As part of a Guardian series on "the polluters," the newspaper reported Friday on the biannually updated list (pdf) of "politically-engaged trade associations, independent third-party organizations, and other tax-exempt groups" that Google helps fund.
According to The Guardian:
Among hundreds of groups the company has listed on its website as beneficiaries of its political giving are more than a dozen organizations that have campaigned against climate legislation, questioned the need for action, or actively sought to roll back Obama-era environmental protections.
The list includes the Competitive Enterprise Institute (CEI), a conservative policy group that was instrumental in convincing the Trump administration to abandon the Paris agreement and has criticized the White House for not dismantling more environmental rules.
CEI isn't the only group that Google has funded which promotes unscientific takes on the climate, the newspaper noted:
Google is also listed as a sponsor for an upcoming annual meeting of the State Policy Network (SPN), an umbrella organization that supports conservative groups including the Heartland Institute, a radical anti-science group that has chided the teenage activist Greta Thunberg for "climate delusion hysterics."
SPN members recently created a "climate pledge" website that falsely states "our natural environment is getting better" and "there is no climate crisis."
Other organizations highlighted in the report for receiving money from Google include the American Conservative Union, the American Enterprise Institute, Americans for Tax Reform, the Cato Institute the Mercatus Center, the Heritage Foundation, and Heritage Action.
A Google spokesperson said the company contributes to groups that support "strong technology policies" and "we're hardly alone among companies that contribute to organizations while strongly disagreeing with them on climate policy."
"We've been extremely clear that Google's sponsorship doesn't mean that we endorse that organization's entire agenda," Google's spokesperson added. "Our position on climate change is similarly clear. Since 2007, we have operated as a carbon neutral company and for the second year in a row, we reached 100 percent renewable energyfor our global operations."
Despite Google's attempted defenses, climate experts and activists expressed frustration with the company's decisions to give money to such groups.
Co-founder of the global advocacy group 350.org Bill McKibben accused Google and other funders of climate deniers of engaging in "functional greenwashing."
"Sometimes I'll talk to companies and they will be going on and on about their renewable server farm or natural gas delivery, and I say thank you, but what we really need is for your lobbying shop in Washington to put serious muscle behind it," McKibben told The Guardian. "And they never do."
Democratic Sen.
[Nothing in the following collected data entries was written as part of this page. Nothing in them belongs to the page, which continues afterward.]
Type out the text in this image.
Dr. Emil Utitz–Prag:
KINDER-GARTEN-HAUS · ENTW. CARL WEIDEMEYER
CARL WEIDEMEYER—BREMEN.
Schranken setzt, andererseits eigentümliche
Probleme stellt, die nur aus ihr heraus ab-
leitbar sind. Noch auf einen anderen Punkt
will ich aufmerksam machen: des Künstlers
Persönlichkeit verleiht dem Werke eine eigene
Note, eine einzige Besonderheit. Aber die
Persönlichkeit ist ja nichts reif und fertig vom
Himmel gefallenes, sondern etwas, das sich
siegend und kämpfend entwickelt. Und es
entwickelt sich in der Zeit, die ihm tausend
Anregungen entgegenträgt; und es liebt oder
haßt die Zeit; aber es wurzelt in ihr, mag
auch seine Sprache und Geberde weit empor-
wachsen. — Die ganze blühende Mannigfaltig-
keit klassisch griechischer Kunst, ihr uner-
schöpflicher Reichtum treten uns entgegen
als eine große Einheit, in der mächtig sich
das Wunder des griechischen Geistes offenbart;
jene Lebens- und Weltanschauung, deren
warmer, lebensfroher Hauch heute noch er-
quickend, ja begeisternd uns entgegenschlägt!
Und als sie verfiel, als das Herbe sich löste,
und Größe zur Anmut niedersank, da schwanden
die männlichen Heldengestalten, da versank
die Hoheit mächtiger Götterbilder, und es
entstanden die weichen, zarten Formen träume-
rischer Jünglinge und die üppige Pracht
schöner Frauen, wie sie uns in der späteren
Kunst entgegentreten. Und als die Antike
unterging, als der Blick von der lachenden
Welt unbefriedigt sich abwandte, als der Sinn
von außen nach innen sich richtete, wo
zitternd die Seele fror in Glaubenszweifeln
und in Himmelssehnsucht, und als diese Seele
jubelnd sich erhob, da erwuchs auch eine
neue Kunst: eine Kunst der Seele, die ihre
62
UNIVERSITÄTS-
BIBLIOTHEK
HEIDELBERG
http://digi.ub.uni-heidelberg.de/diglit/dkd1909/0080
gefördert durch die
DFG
Sheldon Whitehouse (R.I.), a vocal advocate of climate action on Capitol Hill, said that "it ought to be disqualifying to support what is primarily a phony climate denying front group. It ought to be unacceptable given how wicked they have been."
"What all of corporate America should be doing is saying if you are a trade organization or lobby group and you are interfering on climate, we are out. Period," added Whitehouse.
Some readers who weighed on Twitter also criticized the company. The consumer watchdog group Public Citizen declared, "For the last damn time: Big. Tech. Is. Not. Your. Friend."
Others invoked the "Don't be evil" motto that Google officially removed from its employee code of conduct in the spring of 2018 — which, at the time, prompted critics to conclude that as far the as the Big Tech firm is concerned, "evil is fine now."